Argumentative Writing Cheat Sheet
The core ideas of Argumentative Writing distilled into a single, scannable reference — perfect for review or quick lookup.
Quick Reference
Defensible Thesis
A clear, specific, debatable claim that takes a position requiring defense.
Evidence Types
Personal experience, observation, reading, data, expert testimony -- each with different rhetorical weight.
Commentary and Reasoning
The logical explanation connecting evidence to the claim. Evidence alone does not argue; reasoning does.
Counterargument and Refutation
Acknowledging opposing views and explaining why your position is stronger.
Line of Reasoning
The logical sequence connecting claims, evidence, and commentary throughout an essay.
Rhetorical Strategies in Argument
Using ethos, pathos, logos, diction, and syntax strategically to strengthen persuasion.
Qualification and Nuance
Acknowledging complexity rather than overstating. Uses hedging language.

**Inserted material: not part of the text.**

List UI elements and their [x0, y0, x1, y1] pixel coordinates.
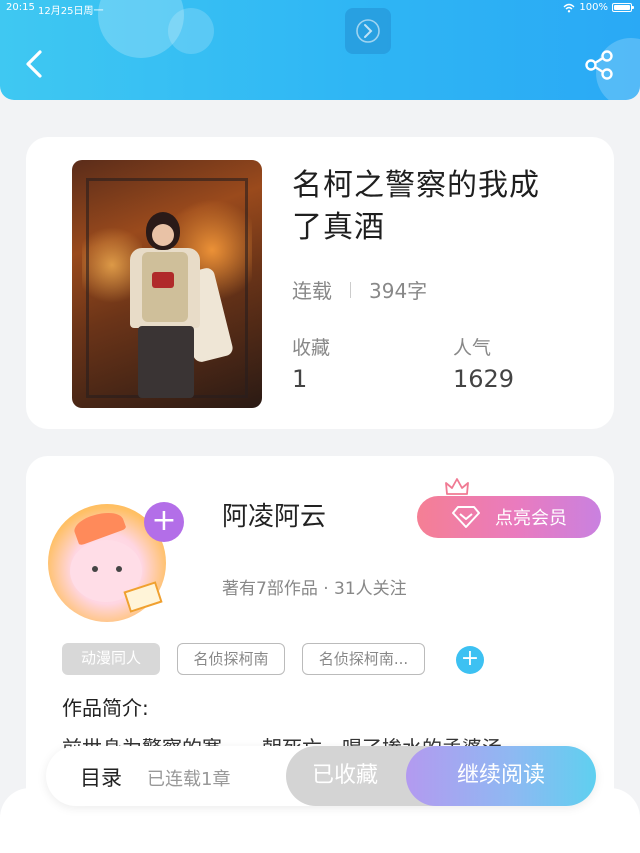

Logical Fallacies to Avoid
Common reasoning errors: straw man, false dilemma, slippery slope, ad hominem, hasty generalization.
Evidence Integration
Smoothly incorporating evidence with signal phrases, quotation, paraphrase, and attribution.
Argument Structure
Introduction (context + thesis), body (claim + evidence + commentary), counterargument, conclusion (extension).